All that being said, I’m glad I took a chance on this story. While the Great Depression provides the confines and motivations of the characters in this book, they are a world in and of themselves. This author is a master of regional dialect. Her ability to capture dialogue in a way that pulled me further into the story is just incredible. That she dug into an aspect of American history I was completely unaware of and managed to make it relatable for a modern reader is nothing short of masterful. 

I empathized with her imperfect characters, was moved by the elements of our country’s past that need to be told, and took her time building the urgency and connection between her characters.

While there are a few places where challenges seemed to disappear a little to easily, they were well balanced by those places where I had no idea how the characters were going to recover.  

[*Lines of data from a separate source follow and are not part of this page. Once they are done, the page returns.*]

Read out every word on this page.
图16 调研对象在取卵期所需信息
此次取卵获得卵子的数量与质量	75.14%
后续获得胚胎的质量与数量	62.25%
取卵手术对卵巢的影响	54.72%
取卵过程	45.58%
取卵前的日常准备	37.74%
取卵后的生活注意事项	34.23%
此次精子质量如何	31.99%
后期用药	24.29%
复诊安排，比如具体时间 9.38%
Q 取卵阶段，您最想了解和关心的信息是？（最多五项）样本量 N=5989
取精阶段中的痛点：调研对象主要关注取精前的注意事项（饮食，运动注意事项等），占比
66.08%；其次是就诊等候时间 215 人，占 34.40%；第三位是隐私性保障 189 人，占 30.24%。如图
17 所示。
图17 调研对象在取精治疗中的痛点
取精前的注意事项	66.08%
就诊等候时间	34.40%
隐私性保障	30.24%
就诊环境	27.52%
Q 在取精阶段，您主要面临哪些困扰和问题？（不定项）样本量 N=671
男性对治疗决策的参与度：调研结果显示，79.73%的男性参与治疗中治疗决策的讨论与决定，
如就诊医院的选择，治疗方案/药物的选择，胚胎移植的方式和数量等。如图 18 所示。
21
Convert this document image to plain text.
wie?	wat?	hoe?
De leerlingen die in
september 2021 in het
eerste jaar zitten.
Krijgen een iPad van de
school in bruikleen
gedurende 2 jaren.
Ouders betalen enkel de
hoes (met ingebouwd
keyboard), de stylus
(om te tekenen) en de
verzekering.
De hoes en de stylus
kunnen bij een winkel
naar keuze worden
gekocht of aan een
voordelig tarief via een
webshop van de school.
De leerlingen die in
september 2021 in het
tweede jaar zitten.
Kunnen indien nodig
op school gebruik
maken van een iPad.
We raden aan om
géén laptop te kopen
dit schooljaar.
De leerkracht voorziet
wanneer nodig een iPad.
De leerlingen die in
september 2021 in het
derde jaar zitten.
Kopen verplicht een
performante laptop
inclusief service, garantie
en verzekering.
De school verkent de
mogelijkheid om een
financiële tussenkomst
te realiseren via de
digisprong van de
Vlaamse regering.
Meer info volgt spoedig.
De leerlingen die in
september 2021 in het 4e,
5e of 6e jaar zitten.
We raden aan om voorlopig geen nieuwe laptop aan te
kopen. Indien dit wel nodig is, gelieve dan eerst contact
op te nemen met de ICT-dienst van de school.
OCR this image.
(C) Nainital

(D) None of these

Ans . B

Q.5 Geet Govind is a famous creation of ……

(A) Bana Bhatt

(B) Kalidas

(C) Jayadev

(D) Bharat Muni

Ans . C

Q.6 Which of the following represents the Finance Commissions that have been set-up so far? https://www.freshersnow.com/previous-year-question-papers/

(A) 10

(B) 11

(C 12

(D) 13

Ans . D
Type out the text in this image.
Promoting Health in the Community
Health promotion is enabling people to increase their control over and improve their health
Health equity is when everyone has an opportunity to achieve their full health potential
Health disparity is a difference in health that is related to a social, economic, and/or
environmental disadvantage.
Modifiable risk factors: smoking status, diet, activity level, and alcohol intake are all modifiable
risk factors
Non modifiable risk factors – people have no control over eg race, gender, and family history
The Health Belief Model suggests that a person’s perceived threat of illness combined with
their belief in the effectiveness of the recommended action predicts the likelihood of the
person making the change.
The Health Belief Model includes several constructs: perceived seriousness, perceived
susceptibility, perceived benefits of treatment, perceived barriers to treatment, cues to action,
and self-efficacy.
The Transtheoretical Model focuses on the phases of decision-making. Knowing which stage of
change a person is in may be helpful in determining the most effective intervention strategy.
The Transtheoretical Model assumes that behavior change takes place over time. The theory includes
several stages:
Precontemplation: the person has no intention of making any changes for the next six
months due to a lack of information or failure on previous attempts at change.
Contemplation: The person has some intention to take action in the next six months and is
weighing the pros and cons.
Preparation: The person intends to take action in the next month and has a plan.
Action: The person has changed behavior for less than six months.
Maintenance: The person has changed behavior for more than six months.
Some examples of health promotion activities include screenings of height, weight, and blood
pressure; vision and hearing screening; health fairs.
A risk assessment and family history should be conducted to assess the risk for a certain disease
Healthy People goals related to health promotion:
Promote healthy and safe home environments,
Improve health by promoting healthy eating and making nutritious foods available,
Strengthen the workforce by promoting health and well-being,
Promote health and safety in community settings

For its wonderful exploration of a time period and culture, and the acknowledgment where the author shared where the ideas and seed from her story originated, this book earns a solid 4.5 stars from me.

4.5/5

Book Details

It takes courage to save yourself…

Few writers evoke the complexities of the heart and the gritty fascination of the American South as vividly as Donna Everhart, whose lyrical new novel, set against the background of the Great Depression, is a powerful story of courage, survival, and friendship…
In the dense pine forests of North Carolina, turpentiners labor, hacking into tree trunks to draw out the sticky sap that gives the Tar Heel State its nickname, and hauling the resin to stills to be refined. Among them is Rae Lynn Cobb and her husband, Warren, who run a small turpentine farm together.

Though the work is hard and often dangerous, Rae Lynn, who spent her childhood in an orphanage, is thankful for it–and for her kind if careless husband. When Warren falls victim to his own negligence, Rae Lynn undertakes a desperate act of mercy. To keep herself from jail, she disguises herself as a man named “Ray” and heads to the only place she can think of that might offer anonymity–a turpentine camp in Georgia named Swallow Hill.

Swallow Hill is no easy haven. The camp is isolated and squalid, and commissary owner Otis Riddle takes out his frustrations on his browbeaten wife, Cornelia. Although Rae Lynn works tirelessly, she becomes a target for Crow, the ever-watchful woods rider who checks each laborer’s tally. Delwood Reese, who’s come to Swallow Hill hoping for his own redemption, offers “Ray” a small measure of protection, and is determined to improve their conditions. As Rae Lynn forges a deeper friendship with both Del and Cornelia, she begins to envision a path out of the camp. But she will have to come to terms with her past, with all its pain and beauty, before she can open herself to a new life and seize the chance to begin again.